Bussgang and other venture backers would not comment specifically on any of the companies in their portfolios. One business backed by Flybridge, digital marketing firm dataXu, is among a handful of local tech outfits that analysts say will try to go public within the next year. Others include Waltham data-storage company Actifio Inc., Burlington-based software firm Acquia Inc., and cybersecurity companies Bit9 Inc. and Veracode Inc.
After hitting an all-time high of 17,279 in mid-September, the Dow Jones industrial average entered a steep dive late last week that bottomed out at 16,117 Thursday. On Friday, the index clawed back to 16,380, though that leaves the Dow slightly down on the year.
As the next wave of companies consider going public, the experiences of two marquee Boston-area companies that concluded IPOs in the past few weeks don’t offer easy lessons.
Shares of Boston-based online home goods retailer Wayfair floundered after a strong opening, sinking as low as 22 percent below its initial $29 price before rallying somewhat Friday. But digital marketer HubSpot has mostly been riding high, its shares remaining well above the IPO price of $25.
Some investors cautioned against drawing conclusions from Wayfair’s and HubSpot’s performances so far.
“Is this is a sneeze, a cold, the flu? No one knows yet,” said Maia Heymann, senior managing director of Cambridge venture capital firm CommonAngels Ventures. “Great companies that are growing and hitting their plans can get out even in choppy markets.”
The market turmoil comes amidst a bumper crop of IPOs. According to Renaissance Capital, 316 companies have filed to go public so far this year, compared to 256 in all of 2013.
Heymann and other investors are counseling against panic. They say the recent market dive is unlikely to be a harbinger of a larger collapse, and that a healthy dose of skepticism keeps bubbles from forming. Some investors even use the market turmoil to remind entrepreneurs to make sure their companies are in sound shape.

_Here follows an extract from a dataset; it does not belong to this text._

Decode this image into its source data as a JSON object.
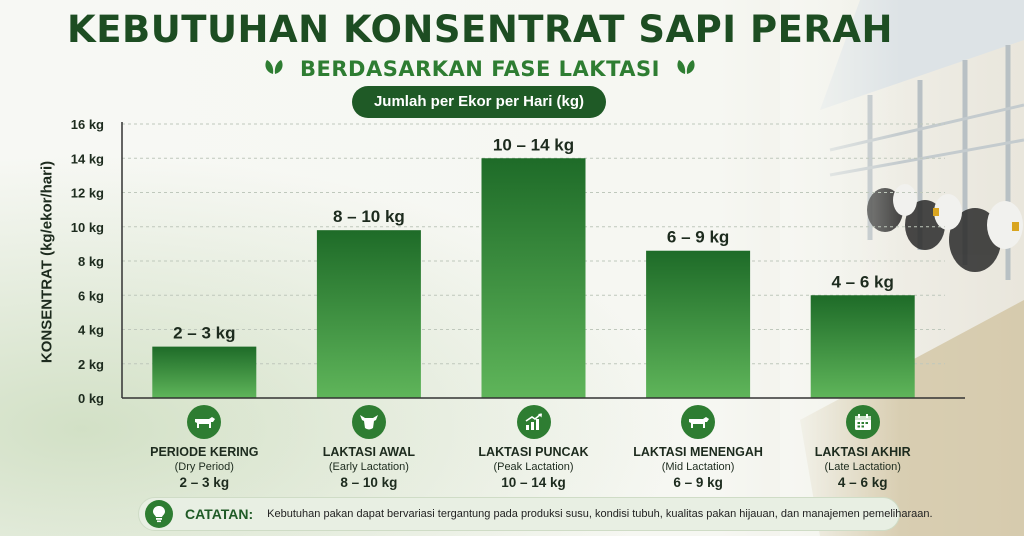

“What this really requires them to do is make sure the fundamentals are there: the numbers, the story, the positioning,” said Sean Dalton, a partner at Highland Capital Partners. “If you’re not there, this is a chance to slow things down a little bit and make sure you address those deficiencies.”
In going public, investors said companies must consider factors including how much money they have on hand now, the size of their company, and how well-known their brand is.
Larger, established companies have it easier; they’re less likely to be blown by daily market winds. But for smaller companies, getting IPO timing right can be a life-or-death decision.
“If you’re a smaller company and your stock goes south on the first day, a lot of shareholders will just dump,” said Ben Howe, chief executive of investment bank America’s Growth Capital. “To get them back in and committed after you’ve disappointed them like that is really hard.”
Investors noted that an IPO is an expensive and potentially distracting challenge. Companies must satisfy regulatory requirements, carefully manage shareholder expectations, and spend time on the road schmoozing investment bankers and potential investors. The further along a company is in that process, the more likely it is to complete an IPO, whatever the market conditions.
For pre-IPO companies that decide to wait, the delays may be especially frustrating because market volatility is often triggered by remote events that have little bearing on their business. “If you’re the CEO of a private tech company, you can neither control those things or let yourself get too distracted by them,’’ Bussgang said.